I don’t think you get it. “Father” or “mother”* is* the actual relationship between parents and their children, whether adoptive or biological.

There’s nothing to figure out, in other words. A person who points to another and says, “That’s my mother” is usually telling you about a relationship between them. This relationship is what is important, not who gave birth.

Regards,
Shodan

I’m with you…I’m going to start calling my parents…excuse me, my ADOPTERS by their first names, and when they object, I will tell them that I simply cannot go on with this fiction any longer! Then, I will proceed to tell every single person who has ever interacted with me that I was adopted, so they can alter their approach to our interactions as they deem appropriate, now that they know I was lying to them by omission all this time. It’s the least I can do for all concerned, really.

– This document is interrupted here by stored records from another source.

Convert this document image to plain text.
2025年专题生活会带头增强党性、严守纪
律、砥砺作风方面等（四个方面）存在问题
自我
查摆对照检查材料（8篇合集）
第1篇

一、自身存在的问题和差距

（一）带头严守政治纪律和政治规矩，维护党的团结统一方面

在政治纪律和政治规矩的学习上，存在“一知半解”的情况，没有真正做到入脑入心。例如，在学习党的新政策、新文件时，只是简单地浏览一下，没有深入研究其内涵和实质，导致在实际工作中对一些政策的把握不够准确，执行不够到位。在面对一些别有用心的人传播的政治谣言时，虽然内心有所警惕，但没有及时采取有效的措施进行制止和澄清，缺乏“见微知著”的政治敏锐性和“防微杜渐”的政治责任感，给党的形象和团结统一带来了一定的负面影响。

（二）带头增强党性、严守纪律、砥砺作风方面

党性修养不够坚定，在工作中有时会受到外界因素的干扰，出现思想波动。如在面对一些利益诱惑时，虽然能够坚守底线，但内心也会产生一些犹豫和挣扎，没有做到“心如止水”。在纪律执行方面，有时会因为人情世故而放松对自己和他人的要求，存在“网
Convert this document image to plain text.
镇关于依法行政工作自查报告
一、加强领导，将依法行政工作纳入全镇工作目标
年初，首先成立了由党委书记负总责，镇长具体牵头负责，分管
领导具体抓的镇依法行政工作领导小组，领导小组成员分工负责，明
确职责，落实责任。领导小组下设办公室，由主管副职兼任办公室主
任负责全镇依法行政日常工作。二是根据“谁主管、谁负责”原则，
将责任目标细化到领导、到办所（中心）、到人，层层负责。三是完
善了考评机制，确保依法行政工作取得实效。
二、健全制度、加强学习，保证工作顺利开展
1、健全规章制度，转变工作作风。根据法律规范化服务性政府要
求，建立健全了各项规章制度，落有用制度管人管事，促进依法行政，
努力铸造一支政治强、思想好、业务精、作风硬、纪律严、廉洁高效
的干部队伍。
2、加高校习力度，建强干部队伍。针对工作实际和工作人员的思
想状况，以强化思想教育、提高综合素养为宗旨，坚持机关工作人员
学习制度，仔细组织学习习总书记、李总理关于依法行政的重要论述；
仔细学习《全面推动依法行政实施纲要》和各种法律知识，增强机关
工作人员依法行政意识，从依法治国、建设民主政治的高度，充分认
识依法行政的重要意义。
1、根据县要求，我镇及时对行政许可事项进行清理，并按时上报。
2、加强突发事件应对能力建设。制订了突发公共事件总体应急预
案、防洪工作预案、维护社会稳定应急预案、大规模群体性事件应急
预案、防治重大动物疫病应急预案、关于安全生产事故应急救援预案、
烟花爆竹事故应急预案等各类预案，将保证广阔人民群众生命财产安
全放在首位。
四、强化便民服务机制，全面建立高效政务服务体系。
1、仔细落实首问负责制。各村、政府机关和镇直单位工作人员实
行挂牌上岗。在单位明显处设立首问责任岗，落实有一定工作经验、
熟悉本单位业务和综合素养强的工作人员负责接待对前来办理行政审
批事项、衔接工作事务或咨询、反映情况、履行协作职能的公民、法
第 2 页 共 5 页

Some religious tradiations consider a person to be ritually “unclean” if they share food, drink or swimming water with someone who is illegitimate or otherwise residing in a state they consider immoral such as a remarriage after divorce under certain circumstances. I consider such beliefs superstitution, but for others it is something they sincerely worry about and I would not want to subject someone who did worry about such a situation to undue trouble. If people are honest about what the family relationships are, this doesn’t happen.

If people want to believe such an ugly, nasty lie, that’s their problem. Why should we cater to people whose ignorant beliefs lead to hurting others?